Mergers and acquisitions are back (after a downturn in 2001-2002), but most still fail to deliver value to the shareholder. To avoid pitfalls and better manage the process, many companies have begun to structure and formalize their integration practices, according to a study by The Conference Board. The key is to have a "well-oiled integration engine."

The problem for CIOs is that IT integration has historically been an afterthought. I suspect that's changing for the better, though only at companies that are "serial acquirers" and have set up the aforementioned well-oiled merger machine.

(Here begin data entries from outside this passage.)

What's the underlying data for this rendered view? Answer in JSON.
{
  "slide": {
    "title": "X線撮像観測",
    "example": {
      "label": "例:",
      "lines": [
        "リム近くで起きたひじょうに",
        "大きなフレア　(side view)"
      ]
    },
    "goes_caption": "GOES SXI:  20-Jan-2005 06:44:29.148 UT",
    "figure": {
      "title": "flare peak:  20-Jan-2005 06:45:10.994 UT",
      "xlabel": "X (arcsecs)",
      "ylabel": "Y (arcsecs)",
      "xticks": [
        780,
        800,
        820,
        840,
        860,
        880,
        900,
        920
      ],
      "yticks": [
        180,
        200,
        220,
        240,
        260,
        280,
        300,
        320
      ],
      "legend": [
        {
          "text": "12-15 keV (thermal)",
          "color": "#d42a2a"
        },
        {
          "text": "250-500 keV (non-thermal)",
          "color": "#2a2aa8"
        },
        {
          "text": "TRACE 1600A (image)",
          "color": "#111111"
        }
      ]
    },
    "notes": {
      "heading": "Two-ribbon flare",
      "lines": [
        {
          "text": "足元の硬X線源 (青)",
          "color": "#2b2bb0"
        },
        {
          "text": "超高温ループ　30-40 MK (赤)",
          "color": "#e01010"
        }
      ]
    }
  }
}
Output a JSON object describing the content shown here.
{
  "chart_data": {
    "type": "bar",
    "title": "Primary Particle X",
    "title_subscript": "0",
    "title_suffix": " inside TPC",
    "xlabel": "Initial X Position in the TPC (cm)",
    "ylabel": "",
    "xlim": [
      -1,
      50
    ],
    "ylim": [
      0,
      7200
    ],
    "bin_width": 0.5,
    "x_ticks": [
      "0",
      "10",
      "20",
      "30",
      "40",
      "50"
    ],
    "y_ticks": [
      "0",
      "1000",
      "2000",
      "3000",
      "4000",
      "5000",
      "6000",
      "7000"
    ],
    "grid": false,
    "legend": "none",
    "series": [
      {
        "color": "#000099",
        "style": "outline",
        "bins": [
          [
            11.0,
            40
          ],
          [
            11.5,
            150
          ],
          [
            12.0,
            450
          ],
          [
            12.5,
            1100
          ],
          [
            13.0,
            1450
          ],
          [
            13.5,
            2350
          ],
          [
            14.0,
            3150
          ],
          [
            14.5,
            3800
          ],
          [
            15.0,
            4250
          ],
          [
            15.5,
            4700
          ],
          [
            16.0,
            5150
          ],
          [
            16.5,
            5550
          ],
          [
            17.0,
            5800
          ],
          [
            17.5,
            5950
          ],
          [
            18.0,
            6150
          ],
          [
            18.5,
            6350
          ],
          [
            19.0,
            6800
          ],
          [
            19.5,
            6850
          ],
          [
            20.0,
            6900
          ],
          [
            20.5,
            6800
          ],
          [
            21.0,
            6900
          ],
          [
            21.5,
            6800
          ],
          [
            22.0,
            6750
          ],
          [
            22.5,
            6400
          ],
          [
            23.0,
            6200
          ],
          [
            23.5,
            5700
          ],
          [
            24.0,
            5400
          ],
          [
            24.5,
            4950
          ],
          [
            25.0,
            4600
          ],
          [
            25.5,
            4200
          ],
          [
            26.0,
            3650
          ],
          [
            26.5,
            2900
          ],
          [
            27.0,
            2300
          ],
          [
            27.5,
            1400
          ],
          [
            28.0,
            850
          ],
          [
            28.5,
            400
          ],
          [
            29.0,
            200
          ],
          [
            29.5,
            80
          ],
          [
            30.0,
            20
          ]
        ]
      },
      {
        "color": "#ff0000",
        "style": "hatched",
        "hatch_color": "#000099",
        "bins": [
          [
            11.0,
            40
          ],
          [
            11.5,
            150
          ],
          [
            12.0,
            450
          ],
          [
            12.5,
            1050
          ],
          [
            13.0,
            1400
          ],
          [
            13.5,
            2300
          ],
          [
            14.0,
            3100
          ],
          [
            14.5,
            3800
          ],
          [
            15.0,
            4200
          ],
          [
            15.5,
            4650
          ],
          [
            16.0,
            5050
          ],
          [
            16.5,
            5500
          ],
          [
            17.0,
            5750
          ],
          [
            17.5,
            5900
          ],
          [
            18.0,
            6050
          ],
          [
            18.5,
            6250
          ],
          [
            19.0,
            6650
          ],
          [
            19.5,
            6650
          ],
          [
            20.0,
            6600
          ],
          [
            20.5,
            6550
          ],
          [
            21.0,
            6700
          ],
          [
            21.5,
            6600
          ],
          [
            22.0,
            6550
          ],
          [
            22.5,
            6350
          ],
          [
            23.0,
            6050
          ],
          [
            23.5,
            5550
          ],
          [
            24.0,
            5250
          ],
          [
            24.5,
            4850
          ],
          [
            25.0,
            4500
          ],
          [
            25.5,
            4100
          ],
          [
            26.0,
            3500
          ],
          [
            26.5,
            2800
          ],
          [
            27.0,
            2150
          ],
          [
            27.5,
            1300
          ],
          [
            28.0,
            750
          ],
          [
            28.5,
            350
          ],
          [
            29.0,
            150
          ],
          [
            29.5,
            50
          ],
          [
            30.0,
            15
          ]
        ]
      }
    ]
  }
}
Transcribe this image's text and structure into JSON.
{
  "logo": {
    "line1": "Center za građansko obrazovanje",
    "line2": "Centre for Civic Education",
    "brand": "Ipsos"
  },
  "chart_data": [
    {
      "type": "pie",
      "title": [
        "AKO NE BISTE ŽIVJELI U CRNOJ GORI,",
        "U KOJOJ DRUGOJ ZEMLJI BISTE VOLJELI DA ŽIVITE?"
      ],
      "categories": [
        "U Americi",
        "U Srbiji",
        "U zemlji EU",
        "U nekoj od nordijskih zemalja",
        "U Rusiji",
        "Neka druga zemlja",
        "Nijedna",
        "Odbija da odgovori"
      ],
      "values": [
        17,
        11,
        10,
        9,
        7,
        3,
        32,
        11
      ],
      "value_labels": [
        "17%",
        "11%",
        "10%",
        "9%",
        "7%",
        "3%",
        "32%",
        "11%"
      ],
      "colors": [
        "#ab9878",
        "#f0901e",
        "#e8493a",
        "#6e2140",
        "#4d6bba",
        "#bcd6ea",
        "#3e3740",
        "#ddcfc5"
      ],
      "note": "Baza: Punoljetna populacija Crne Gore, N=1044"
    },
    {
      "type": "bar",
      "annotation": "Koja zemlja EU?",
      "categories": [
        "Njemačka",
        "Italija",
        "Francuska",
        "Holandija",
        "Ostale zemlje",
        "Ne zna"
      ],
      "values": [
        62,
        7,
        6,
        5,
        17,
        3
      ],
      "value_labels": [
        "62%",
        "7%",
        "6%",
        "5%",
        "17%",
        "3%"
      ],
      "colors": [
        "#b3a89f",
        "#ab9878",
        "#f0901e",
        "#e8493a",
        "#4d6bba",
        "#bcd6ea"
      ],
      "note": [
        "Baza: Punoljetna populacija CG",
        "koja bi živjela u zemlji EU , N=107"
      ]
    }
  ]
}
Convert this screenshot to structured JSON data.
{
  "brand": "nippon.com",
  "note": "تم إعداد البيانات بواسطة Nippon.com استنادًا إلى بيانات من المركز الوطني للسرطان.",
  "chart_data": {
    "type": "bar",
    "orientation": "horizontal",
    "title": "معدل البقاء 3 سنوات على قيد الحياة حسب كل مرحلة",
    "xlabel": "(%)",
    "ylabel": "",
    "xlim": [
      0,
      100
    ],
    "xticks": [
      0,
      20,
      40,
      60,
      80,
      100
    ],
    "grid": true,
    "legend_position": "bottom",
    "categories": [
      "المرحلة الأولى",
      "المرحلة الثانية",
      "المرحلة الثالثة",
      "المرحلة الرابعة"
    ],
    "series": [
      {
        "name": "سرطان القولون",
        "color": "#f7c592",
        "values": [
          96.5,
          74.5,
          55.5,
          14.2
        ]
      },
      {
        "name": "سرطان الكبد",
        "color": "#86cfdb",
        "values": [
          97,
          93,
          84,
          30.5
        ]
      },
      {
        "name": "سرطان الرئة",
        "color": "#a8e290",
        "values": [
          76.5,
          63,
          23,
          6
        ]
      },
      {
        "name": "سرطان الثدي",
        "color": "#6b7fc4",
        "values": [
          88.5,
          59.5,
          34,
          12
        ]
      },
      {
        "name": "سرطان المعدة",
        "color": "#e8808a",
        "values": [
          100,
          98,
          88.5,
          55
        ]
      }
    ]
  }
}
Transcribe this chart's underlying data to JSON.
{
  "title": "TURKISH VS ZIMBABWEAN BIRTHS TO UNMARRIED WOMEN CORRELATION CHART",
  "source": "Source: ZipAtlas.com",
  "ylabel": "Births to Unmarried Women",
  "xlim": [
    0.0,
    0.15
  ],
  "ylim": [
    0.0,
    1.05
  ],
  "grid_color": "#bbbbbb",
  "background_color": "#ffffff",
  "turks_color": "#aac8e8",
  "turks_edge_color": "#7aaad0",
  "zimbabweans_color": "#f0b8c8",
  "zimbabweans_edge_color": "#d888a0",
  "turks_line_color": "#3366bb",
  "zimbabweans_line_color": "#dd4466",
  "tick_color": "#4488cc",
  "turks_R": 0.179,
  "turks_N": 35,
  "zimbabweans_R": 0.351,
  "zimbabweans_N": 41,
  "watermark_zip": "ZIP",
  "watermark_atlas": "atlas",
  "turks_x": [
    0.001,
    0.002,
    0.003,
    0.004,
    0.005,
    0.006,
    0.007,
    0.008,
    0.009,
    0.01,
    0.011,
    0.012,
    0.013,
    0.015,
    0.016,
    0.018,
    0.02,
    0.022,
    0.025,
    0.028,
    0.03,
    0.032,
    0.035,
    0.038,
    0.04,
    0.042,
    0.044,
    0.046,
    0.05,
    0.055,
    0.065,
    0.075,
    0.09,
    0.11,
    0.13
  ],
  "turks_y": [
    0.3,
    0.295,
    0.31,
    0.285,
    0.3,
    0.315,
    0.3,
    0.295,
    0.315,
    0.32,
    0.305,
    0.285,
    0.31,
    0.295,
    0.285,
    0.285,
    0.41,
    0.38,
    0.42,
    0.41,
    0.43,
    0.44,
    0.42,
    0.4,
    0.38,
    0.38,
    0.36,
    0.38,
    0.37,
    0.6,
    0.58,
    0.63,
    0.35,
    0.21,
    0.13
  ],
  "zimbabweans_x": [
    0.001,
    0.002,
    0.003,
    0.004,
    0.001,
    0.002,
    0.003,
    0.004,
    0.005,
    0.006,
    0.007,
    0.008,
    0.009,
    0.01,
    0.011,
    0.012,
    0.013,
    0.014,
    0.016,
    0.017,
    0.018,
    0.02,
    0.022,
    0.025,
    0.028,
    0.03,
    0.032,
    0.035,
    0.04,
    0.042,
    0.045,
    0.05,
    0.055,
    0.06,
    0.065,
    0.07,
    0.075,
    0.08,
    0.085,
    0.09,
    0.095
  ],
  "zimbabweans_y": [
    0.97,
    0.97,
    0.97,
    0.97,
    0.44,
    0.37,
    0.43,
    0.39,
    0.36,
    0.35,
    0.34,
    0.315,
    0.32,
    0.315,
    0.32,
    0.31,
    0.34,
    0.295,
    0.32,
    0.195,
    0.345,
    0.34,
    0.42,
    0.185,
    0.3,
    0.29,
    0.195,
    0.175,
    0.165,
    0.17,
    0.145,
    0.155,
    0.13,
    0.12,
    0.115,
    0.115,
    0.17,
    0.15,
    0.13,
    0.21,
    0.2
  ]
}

Some positive signs from the report:

There is general agreement that the earlier the integration program gets underway, the better the end results. At Stanley Works, there is a highly regimented procedure for tracking the 5-10 acquisitions the company usually has every year. Dashboards are used to track progress on a weekly, bi-weekly, or monthly timeline.

Home Depot's M&A group has an "e-room" that makes collaborative tools and templates available online to help pilot current integrations and prepare employees for future acquisitions.

Two of the report's recommendations:

Access the expertise of integration professionals during the deal negotiation and due diligence phases. Getting an early start on integration planning not only eases the hand-off from the deal team to the integration team, it enables integration professionals to lead the due diligence process, thereby challenging some of the valuation assumptions of the deal team.

Give higher priority to the greatest challenges. Integrating corporate cultures, merging IT systems, and building solid management teams continue to be the most significant roadblocks to successful mergers.